Don’t fret that there are germs everywhere and you can’t touch anything, says Lakdawala. “If I touch something, that — in itself — is not infecting me,” she notes. Instead, it’s getting a certain amount of virus on our hands and then touching our own nose, eyes or mouth that can infect us. “If I just go wash my hands, that risk is gone,” Lakdawala says. You can also skip wearing gloves around the house. “People think that they are safe when they’re wearing the gloves — and then they touch their face with their gloves [on]” and infect themselves, she says. Instead, just make it a habit to wash your hands frequently.

4. Seriously, just wash your hands. The same handwashing guidelines for COVID also apply for common respiratory illnesses and summer colds: regular soap with warm water, lathered for about 20 seconds. “The reason why 20 seconds is recommended is because some studies show that washing your hands shorter than that doesn’t really get rid of germs.” She warns that there hasn’t been a whole lot of research on this, and 20 seconds is not a magic number. “But it is thought that anywhere from 15 to 30 seconds is probably good enough to get rid of most of the germs,” she says.

“Wash your hands before you eat, after you eat, after you go to the bathroom … if you’re changing your child’s diaper, et cetera.,” says Tan. “And if you’re going to use hand sanitizer, it has to be at least 60% alcohol. Your hands are probably the most important source of transmission outside of someone really coughing or sneezing in your face,” Kalu adds.

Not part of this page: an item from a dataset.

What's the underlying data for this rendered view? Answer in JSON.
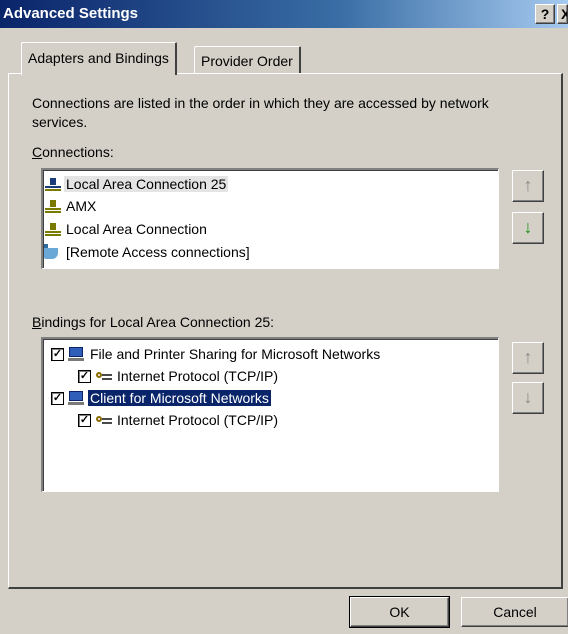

5. Don’t give up, but do keep perspective. So, what if your beloved child does cough or sneeze in your face? Should you then forget all this stuff and just give in to the inevitable? Don’t give up, says Lakdawala. “Just because you got one large exposure in your mouth and in close range, it doesn’t mean that that was sufficient to initiate an infection,” she says. Whether you get sick from that germy onslaught is going to depend on a lot of things — the particular virus, whether the sneeze landed in your mouth or nose, whether you’ve been exposed to some version of that virus before and more.

One tiny positive side effect of the coronavirus pandemic for Lakdawala has been a broader public understanding of “dose-response” in viral transmission. “Just because somebody breathed on you once doesn’t necessarily mean that that’s what’s going to get you infected,” she says. Consider practicing the swiss cheese model of transmission control, Shu says. “Every layer of protection helps — if you find that wearing a face shield is too much, but you do everything else, you’re still going to limit your exposure,” she says. Just do what works for you and your family.